Equally important, in his four years in office Cook did more than any other politician to repair the damage done to Britain’s relations with the European Union by the Tories. Unlike Blair and Gordon Brown he was and is at ease in European politics. He did his best to persuade the other Governments of the EU that Britain was serious about signing up for the euro. He did not lecture them time and again on the supposed need for deregulation and flexible labour markets. And he did not side automatically with the US on every question. On “Son of Star Wars” in particular he was a voice for restraint.

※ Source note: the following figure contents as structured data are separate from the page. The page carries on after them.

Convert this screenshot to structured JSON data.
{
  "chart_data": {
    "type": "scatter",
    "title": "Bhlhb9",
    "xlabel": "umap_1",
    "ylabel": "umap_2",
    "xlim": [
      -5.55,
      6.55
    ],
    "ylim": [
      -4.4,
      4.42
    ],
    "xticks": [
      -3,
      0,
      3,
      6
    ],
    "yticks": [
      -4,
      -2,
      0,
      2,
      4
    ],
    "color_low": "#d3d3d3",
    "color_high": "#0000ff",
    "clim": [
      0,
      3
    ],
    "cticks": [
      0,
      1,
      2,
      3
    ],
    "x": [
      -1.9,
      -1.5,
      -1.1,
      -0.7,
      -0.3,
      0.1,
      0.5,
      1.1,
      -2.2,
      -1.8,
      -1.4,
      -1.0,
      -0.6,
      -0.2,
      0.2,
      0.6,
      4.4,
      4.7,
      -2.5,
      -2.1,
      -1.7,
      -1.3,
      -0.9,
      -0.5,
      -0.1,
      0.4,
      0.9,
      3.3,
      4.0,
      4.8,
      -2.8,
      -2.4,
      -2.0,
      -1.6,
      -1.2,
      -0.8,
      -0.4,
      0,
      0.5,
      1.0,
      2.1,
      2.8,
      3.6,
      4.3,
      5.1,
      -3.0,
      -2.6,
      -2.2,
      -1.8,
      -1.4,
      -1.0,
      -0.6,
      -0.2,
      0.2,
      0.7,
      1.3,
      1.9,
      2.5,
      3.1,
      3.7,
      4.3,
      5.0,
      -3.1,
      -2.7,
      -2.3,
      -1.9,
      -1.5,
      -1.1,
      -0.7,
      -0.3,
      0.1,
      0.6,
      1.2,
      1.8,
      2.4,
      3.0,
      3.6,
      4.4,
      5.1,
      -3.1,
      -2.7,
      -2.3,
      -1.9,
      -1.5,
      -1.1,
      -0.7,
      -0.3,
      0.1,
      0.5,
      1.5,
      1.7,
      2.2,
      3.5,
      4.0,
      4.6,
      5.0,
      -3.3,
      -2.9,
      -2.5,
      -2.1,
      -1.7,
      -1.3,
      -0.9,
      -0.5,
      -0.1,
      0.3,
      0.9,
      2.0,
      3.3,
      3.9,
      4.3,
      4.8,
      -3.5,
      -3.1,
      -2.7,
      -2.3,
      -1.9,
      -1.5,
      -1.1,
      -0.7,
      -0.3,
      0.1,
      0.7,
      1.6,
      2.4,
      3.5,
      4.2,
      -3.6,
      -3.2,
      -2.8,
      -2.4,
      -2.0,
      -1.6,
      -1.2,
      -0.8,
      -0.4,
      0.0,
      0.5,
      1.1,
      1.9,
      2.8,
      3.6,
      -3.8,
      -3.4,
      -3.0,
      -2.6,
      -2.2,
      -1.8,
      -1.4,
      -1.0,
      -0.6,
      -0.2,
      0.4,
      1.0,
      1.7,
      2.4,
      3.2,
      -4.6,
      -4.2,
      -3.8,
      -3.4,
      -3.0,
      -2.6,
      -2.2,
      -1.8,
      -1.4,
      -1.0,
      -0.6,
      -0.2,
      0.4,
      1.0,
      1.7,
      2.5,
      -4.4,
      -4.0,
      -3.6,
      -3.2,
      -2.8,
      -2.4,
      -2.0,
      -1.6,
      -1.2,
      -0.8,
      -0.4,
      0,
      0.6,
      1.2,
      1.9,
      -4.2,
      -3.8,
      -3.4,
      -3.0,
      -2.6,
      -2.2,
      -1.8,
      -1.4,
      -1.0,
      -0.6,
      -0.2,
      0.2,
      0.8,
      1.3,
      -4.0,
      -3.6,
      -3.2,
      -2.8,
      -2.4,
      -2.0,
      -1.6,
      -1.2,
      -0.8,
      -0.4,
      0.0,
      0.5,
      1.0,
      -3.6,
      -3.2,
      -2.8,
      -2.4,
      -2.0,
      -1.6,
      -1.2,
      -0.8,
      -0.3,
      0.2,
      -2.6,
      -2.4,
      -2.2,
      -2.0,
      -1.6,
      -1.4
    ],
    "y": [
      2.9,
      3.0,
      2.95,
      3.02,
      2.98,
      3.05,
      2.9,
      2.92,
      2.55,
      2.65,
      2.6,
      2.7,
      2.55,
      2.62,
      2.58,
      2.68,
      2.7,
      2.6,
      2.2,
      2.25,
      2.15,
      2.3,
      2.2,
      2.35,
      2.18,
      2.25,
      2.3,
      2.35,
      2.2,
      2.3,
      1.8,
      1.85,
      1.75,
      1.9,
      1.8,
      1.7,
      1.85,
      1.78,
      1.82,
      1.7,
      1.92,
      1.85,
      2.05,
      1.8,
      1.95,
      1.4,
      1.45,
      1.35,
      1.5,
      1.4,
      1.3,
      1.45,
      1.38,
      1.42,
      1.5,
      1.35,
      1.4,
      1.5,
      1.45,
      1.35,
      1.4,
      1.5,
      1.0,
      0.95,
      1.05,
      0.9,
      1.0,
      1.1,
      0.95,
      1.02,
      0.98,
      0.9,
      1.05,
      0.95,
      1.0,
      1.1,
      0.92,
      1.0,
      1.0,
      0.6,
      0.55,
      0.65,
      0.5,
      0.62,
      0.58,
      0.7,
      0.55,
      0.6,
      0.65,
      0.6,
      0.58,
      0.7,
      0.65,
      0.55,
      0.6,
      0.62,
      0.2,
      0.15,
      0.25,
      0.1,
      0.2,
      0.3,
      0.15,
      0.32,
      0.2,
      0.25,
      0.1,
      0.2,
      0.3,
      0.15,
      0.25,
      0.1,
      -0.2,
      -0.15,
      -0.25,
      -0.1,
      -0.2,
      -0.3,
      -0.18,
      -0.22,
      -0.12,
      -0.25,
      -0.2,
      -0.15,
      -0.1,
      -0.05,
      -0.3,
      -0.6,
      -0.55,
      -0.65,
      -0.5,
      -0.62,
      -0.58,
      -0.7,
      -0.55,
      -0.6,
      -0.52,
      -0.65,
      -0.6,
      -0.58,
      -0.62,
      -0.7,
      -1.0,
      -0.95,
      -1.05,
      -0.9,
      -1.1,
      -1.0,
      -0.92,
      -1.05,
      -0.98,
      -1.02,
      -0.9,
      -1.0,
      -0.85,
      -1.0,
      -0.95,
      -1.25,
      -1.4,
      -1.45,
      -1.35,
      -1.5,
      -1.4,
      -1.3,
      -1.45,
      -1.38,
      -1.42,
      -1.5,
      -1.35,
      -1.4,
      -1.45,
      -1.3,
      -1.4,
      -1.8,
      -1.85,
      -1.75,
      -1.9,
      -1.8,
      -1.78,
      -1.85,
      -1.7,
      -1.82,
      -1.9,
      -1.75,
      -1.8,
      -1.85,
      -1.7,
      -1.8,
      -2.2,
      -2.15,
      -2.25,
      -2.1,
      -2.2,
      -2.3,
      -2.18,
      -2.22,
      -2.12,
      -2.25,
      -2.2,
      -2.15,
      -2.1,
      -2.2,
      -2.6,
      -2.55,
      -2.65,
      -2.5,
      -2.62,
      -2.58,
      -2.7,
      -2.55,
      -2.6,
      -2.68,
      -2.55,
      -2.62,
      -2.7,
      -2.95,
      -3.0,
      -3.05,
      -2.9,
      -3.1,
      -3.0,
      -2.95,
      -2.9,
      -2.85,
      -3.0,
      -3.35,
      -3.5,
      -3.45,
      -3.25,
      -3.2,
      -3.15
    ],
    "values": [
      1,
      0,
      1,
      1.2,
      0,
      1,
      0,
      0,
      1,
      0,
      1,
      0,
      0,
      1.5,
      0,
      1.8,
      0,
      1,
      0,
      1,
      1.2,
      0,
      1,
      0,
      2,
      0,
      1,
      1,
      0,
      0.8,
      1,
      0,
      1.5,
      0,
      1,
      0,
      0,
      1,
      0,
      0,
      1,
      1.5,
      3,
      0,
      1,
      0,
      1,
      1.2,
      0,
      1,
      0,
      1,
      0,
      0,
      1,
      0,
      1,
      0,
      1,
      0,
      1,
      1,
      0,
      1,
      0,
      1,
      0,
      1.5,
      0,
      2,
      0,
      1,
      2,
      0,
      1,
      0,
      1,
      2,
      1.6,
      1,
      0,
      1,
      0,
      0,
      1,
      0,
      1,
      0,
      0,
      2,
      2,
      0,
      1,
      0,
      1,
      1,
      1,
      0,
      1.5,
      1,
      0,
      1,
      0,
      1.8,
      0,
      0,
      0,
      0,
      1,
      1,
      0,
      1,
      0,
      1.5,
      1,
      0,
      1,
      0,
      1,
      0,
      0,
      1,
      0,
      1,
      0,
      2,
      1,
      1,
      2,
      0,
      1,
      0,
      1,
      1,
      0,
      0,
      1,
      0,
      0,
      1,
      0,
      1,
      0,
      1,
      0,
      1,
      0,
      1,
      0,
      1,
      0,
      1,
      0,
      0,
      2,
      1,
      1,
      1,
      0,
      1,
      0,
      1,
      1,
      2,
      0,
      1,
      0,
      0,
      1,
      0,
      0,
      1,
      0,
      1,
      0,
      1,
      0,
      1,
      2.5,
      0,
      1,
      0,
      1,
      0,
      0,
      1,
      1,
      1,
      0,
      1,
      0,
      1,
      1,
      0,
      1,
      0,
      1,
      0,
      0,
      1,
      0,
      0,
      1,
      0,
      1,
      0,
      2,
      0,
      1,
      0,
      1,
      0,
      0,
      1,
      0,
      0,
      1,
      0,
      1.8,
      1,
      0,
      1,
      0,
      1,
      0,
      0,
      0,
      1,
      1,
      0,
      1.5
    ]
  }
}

It is in the conduct of our relations with Europe that Cook will be most missed. Straw comes to Foreign Office with no experience of European politics and, more important, carrying all the baggage of an unrepentant early-1980s Labour Little Englander.

Twenty years ago, of course, anti-Europeanism was dominant in the Labour Party. But few were quite so obsessively Europhobic as Straw. A founder of the notoriously anti-European Labour Common Market Safeguards Committee, he was a consistent propagandist for the anti-European cause (not least in the pages of Tribune). In 1980, he told a special Labour conference that “a central part of our manifesto must be a pledge to withdraw from the Common Market immediately”. He made his first moves up the greasy pole after becoming an MP as a protege of Peter Shore, Labour’s most ardent anti-European of the period.

All of which was a long time ago – and of course people change their minds. But, unlike most other current Labour leaders who were anti-European in the early 1980s, Straw has never given even the slightest hint that he thinks differently now. For the past four years he has been one of the Cabinet’s most consistent opponents of the euro.

So why is he now Foreign Secretary? The most straightforward explanation is that Blair and Brown have decided to give up on joining the euro for some time – which is more plausible than most commentators suggest. Otherwise, the only half-credible explanation I have heard is that it is part of an elaborate gambit to avoid press reports of a split between the publicly pro-euro Cook and the publicly agnostic Brown. According to this scenario, Straw has secretly abandoned Euroscepticism, but has agreed to play mum until Brown produces a report recommending euro entry. The Foreign Secretary then fakes a Damascene conversion and – hey presto! – the great British public votes for the single currency.

I can’t believe Blair is stupid enough to think that such a crude coup de theatre would possibly work. But then I didn’t think he’d be stupid enough to fire Robin Cook.